There are downsides to this approach. First, it puts a heavy burden on the server, which is executing the application code as well as supplying the images, especially when there are many simultaneous users. Second, there are tricky issues when the user expects the application to interact with the local machine, such as playing sounds, copying to the clipboard or printing. Everything is an image, and not character-by-character text, for example. Third, it is not well suited to graphics that change rapidly, as in a game with fast-paced action.

On the other hand, it solves an immense problem: getting your application running on platforms which do not support the runtime you are using. Native applications, Flash and Silverlight on Apple’s iPad and iPhone, for example.
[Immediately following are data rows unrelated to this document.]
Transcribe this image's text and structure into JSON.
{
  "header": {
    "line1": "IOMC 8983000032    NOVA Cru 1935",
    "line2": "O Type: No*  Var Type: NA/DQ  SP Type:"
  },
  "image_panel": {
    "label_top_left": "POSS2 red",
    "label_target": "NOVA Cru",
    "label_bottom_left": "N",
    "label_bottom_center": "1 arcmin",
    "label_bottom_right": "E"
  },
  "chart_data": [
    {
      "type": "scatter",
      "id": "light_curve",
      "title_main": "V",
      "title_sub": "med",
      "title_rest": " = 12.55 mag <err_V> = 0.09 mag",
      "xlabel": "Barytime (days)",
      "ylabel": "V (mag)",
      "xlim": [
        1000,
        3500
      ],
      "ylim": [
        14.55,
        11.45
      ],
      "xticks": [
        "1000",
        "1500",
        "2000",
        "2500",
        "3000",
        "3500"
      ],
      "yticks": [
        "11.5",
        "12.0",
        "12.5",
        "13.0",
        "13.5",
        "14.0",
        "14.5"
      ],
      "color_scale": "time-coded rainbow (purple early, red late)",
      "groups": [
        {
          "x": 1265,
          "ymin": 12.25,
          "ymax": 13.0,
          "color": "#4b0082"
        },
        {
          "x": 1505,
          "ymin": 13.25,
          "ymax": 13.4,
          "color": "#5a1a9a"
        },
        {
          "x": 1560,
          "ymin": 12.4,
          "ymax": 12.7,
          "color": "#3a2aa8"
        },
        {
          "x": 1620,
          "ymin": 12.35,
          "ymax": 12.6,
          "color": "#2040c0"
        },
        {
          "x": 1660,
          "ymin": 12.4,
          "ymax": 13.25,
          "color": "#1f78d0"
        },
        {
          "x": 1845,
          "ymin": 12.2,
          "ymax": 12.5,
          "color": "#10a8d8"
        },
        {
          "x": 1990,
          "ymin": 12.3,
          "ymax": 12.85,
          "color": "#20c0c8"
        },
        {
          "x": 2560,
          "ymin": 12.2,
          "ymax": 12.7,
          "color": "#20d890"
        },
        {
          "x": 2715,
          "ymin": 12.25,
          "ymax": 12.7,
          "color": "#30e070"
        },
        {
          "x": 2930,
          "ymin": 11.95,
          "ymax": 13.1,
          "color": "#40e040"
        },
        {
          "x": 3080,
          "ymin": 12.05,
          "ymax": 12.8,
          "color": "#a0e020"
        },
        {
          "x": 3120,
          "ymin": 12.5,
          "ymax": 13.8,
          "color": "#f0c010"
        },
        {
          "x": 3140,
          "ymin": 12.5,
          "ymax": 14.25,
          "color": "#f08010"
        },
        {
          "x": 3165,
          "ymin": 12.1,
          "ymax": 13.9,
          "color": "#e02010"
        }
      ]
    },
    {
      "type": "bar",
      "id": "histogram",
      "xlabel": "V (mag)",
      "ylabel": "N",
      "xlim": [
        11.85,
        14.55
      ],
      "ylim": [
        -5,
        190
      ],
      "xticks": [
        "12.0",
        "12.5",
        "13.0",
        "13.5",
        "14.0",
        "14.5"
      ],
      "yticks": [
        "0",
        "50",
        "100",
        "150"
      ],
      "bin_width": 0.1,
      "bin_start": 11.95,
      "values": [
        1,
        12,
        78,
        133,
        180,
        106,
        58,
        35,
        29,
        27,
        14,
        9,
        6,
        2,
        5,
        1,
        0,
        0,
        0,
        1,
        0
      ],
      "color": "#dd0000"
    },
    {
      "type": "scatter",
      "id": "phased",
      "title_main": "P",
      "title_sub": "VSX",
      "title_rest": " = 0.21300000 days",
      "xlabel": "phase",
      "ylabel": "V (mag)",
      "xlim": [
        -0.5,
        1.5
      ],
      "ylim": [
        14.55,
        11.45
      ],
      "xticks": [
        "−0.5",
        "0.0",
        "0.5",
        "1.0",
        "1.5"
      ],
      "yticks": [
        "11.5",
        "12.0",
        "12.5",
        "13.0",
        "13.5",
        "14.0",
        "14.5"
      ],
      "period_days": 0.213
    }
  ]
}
I recall seeing a proof of concept for Flash at an Adobe MAX conference (not the most recent one) as part of the company’s research on how to break into Apple’s walled garden.

It is not as good as a true local application in most cases, but it is better than nothing.

Now, if Microsoft were to do something like this for Silverlight, enabling users to run Silverlight apps on their Apple and Linux devices, I suspect attitudes to the viability of Silverlight in the browser would change considerably.